The label precious resource is a pretty loose one and could really mean anything from gold, to oxygen, to tiny balls of meat approximate. These things are precious because they're limited and the demand for them exceeds their presence. Yet, even as we use, and trade, and barter with these things, their actual presence, or presence of the atomic structures they're comprised of, never changes or varies, it only rearranges location (in some cases to my stomach). The only resource we have that is actually diminishing as we utilize it - is time.
The average human being in the United States lives 78 years, or 28.5 thousand days. That seems like a long time (Why do it today? I have 20 thousand more days to clean out the garage.) However, as everyone knows, time tends to fly by at an alarming rate. It's actually been proven that the human mind experiences the passage of time at a faster rate as we age. So, technically, you're very gradually accelerating your use of these years, days, minutes, and seconds with every moment that passes.
This sounds a little dismal when you consider it in an objective, quantitative way, but redemption lies within. Because we are all going to experience life for a limited time, all of the time we experience is a precious resource, to be used and consumed carefully. If you had an infinite amount of time to discover and learn the world, nothing would be special, because everything would eventually be an object of expired excitement.
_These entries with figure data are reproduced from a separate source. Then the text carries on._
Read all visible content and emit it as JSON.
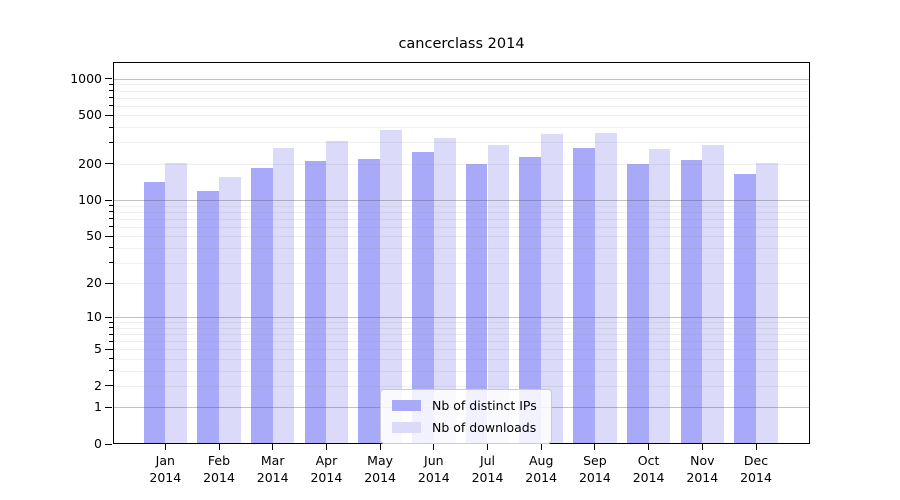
{
  "chart_data": {
    "type": "bar",
    "title": "cancerclass 2014",
    "categories": [
      "Jan",
      "Feb",
      "Mar",
      "Apr",
      "May",
      "Jun",
      "Jul",
      "Aug",
      "Sep",
      "Oct",
      "Nov",
      "Dec"
    ],
    "xtick_second_line": "2014",
    "series": [
      {
        "name": "Nb of distinct IPs",
        "color": "#a9a9f9",
        "values": [
          142,
          120,
          184,
          212,
          217,
          251,
          199,
          227,
          272,
          200,
          214,
          164
        ]
      },
      {
        "name": "Nb of downloads",
        "color": "#dbdbf9",
        "values": [
          201,
          155,
          269,
          308,
          377,
          328,
          283,
          354,
          356,
          266,
          286,
          202
        ]
      }
    ],
    "yscale": "log1p",
    "ylim": [
      0,
      1360
    ],
    "yticks": [
      0,
      1,
      2,
      5,
      10,
      20,
      50,
      100,
      200,
      500,
      1000
    ],
    "major_gridline_values": [
      1,
      10,
      100,
      1000
    ],
    "minor_gridline_decades": [
      1,
      10,
      100
    ],
    "grid": true,
    "legend_position": "lower-center"
  },
  "colors": {
    "background": "#ffffff",
    "axis": "#000000",
    "text": "#000000",
    "major_grid": "rgba(80,80,80,0.35)",
    "minor_grid": "rgba(130,130,130,0.13)",
    "legend_border": "#cccccc"
  }
}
I think given enough time, we could probably build contempt for just about anything.
Instead, we're temporary carbon compilations, hurtling through space on a rock around a massive fusion reactor that makes our skin look nice and keeps us from freezing to death. Everything we experience is new in some way, even if we've already done it. It's new because even if it hasn't changed, we have. I can think of a lot of things I did at a young age that I couldn't really appreciate then, because I hadn't been able to consider them in their entirety. With only so much time, it's our responsibility to make sure that it's time well spent, and even to figure out what that means.
It's not that some ancient guru, tucked away in a cave somewhere in a country we can't pronounce, has a list of things we should be doing with our lives. It's more that we won't know what fits in that category for us, until we try a few things and make decisions for ourselves about how we want to allocate our resources. I haven't been around for that long, and am hoping to have a lot more time to decide what to do with, but I think I've figured out a few loose guidelines.
I think time well spent is time you spend creating happiness, for yourself or for someone else. Time well spent is anything you can look back on and decide that you're totally happy with. It doesn't have to be perfect, you just have to be happy with it. If you're deciding how to use the most precious resource in the world, you have to realize that the people we choose to share our time with, and the things we choose to spend it on, should be worthy of our expenditures. If they're not, then it's time to do some re-structuring, until we can reflect on the way we're living and truthfully say that we're satisfied.
Thank you for giving me a few moments of your day. I know how precious they are, and hope they were time well spent.